Aluminum-based silicon carbide is a particle-reinforced metal matrix composite material with aluminum alloy as the matrix and silicon carbide (SiC) particles as the reinforcement phase. It is one of the most mature and widely used advanced metal matrix composite materials in industrialization. Its core advantage lies in the ability to precisely customize thermal and mechanical properties by regulating the volume fraction of SiC, balancing structural loading and thermal management functions, and achieving "structure-function integration". It is a core key material for solving the bottlenecks of lightweight and thermal management in high-end fields such as aerospace, power semiconductors, and new energy vehicles.

Core application areas

Power semiconductors and electronic packaging

The core products are used for heat dissipation baseplates, heat sinks, packaging casings of IGBT, SiC/GaN power modules, substrates for RF devices in 5G base stations, cooling components for AI servers/data center chips, and thermal management parts for laser devices. They are the core supporting materials for the third-generation semiconductor high-power devices to address "heat dissipation anxiety" and enhance power density and service life.

New energy vehicles and rail transit

In the field of new energy vehicles: components such as motor controller housings, inverter heat dissipation substrates, battery pack heat dissipation structural components, brake discs, pistons, etc. Compared to traditional cast iron brake discs, AlSiC products reduce weight by over 50% and enhance wear resistance several times; compared to aluminum alloy housings, they improve heat dissipation efficiency by over 30% and reduce weight by over 15%.

Rail transit field: used for traction converter cooling components, braking system parts, and lightweight structural components of vehicle bodies, meeting the high reliability, long lifespan, and lightweight requirements of high-speed rail and urban rail transit.

Aerospace and defense military

aerospace fields: satellite payload brackets, phased array radar T/R module substrates, inertial navigation system structural components, spacecraft thermal control components, adaptable to extreme temperature environments in space, with large-scale applications in Chang'e series detectors and Beidou satellites.

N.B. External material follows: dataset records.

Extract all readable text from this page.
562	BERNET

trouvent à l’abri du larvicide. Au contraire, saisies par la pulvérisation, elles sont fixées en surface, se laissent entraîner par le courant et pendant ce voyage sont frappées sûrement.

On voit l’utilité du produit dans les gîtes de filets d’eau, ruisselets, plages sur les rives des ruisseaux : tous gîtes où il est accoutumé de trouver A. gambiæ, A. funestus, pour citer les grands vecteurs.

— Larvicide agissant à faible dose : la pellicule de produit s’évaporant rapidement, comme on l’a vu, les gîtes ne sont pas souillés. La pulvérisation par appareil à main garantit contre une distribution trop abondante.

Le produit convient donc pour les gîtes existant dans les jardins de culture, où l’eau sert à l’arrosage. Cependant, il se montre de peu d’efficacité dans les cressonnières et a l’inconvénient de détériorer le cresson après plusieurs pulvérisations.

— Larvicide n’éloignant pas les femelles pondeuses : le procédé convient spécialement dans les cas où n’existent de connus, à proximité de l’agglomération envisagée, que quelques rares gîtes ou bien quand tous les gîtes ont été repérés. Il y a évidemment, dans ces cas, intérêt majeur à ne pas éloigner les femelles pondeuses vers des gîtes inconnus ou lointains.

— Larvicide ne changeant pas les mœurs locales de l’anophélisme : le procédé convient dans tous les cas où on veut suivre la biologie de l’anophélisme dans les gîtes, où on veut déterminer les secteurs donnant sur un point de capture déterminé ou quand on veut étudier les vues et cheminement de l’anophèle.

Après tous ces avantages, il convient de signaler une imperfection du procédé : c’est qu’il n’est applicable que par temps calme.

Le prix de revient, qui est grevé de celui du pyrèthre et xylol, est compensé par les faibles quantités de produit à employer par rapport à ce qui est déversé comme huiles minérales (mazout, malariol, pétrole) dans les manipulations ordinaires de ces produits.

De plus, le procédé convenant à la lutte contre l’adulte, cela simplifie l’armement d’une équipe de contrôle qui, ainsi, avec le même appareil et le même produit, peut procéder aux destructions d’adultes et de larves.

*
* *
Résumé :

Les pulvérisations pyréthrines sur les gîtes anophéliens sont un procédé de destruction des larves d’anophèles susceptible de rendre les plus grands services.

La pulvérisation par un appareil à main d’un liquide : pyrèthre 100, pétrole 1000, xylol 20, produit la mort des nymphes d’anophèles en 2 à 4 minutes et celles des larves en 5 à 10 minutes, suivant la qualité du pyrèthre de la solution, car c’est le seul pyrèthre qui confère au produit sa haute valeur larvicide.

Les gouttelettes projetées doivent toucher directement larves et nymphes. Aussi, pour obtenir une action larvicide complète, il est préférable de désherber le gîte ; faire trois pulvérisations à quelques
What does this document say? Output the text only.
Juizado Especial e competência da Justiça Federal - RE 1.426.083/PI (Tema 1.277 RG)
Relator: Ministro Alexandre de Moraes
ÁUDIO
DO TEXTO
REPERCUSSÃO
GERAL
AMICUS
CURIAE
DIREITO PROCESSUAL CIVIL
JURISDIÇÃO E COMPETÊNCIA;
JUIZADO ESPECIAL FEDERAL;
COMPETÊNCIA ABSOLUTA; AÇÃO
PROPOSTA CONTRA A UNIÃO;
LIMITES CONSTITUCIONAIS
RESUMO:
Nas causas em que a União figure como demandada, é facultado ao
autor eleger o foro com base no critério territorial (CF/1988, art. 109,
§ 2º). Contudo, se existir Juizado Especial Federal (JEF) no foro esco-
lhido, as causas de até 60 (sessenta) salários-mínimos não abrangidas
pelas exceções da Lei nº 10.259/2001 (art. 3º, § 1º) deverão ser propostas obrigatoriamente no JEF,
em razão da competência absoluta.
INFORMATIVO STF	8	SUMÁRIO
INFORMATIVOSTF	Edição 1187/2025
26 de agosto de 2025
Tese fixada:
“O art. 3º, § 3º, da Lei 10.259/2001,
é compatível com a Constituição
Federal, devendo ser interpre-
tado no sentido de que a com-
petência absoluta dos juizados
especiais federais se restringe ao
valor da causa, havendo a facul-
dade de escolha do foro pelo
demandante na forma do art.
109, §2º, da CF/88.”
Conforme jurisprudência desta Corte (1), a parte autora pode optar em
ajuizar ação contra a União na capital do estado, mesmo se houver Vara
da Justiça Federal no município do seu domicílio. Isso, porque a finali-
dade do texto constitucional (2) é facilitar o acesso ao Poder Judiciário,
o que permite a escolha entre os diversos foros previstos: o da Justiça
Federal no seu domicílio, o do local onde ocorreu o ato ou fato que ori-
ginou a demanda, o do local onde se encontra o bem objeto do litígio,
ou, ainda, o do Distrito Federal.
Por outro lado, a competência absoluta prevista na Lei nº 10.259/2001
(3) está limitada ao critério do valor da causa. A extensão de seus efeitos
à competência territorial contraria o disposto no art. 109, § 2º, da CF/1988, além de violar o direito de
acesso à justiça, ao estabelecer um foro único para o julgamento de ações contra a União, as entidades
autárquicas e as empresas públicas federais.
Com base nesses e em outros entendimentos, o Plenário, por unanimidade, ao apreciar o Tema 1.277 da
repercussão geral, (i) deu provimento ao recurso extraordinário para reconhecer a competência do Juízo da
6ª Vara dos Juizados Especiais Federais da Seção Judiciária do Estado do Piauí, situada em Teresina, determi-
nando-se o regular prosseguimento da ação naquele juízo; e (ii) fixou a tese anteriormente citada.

Aviation field: Aircraft wing structural components, engine accessories, airborne electronic equipment housings, and electro-optical pod structural components, replacing traditional titanium alloy and aluminum alloy, achieving significant weight reduction while enhancing structural rigidity and high temperature resistance.

Precision optics and high-end equipment

Precision optics and high-end equipment are utilized in high-precision mirrors, lens barrels, and optical mounts. With their extremely low thermal expansion coefficient and high rigidity, they ensure the dimensional stability of optical systems under temperature changes, and are widely applied in astronomical telescopes, high-end lithography machines, and laser equipment. Additionally, they are used in wear-resistant components such as industrial robot joints, precision machine tool spindles, and high-end pumps and valves, replacing traditional alloy steel to achieve lightweight and longevity.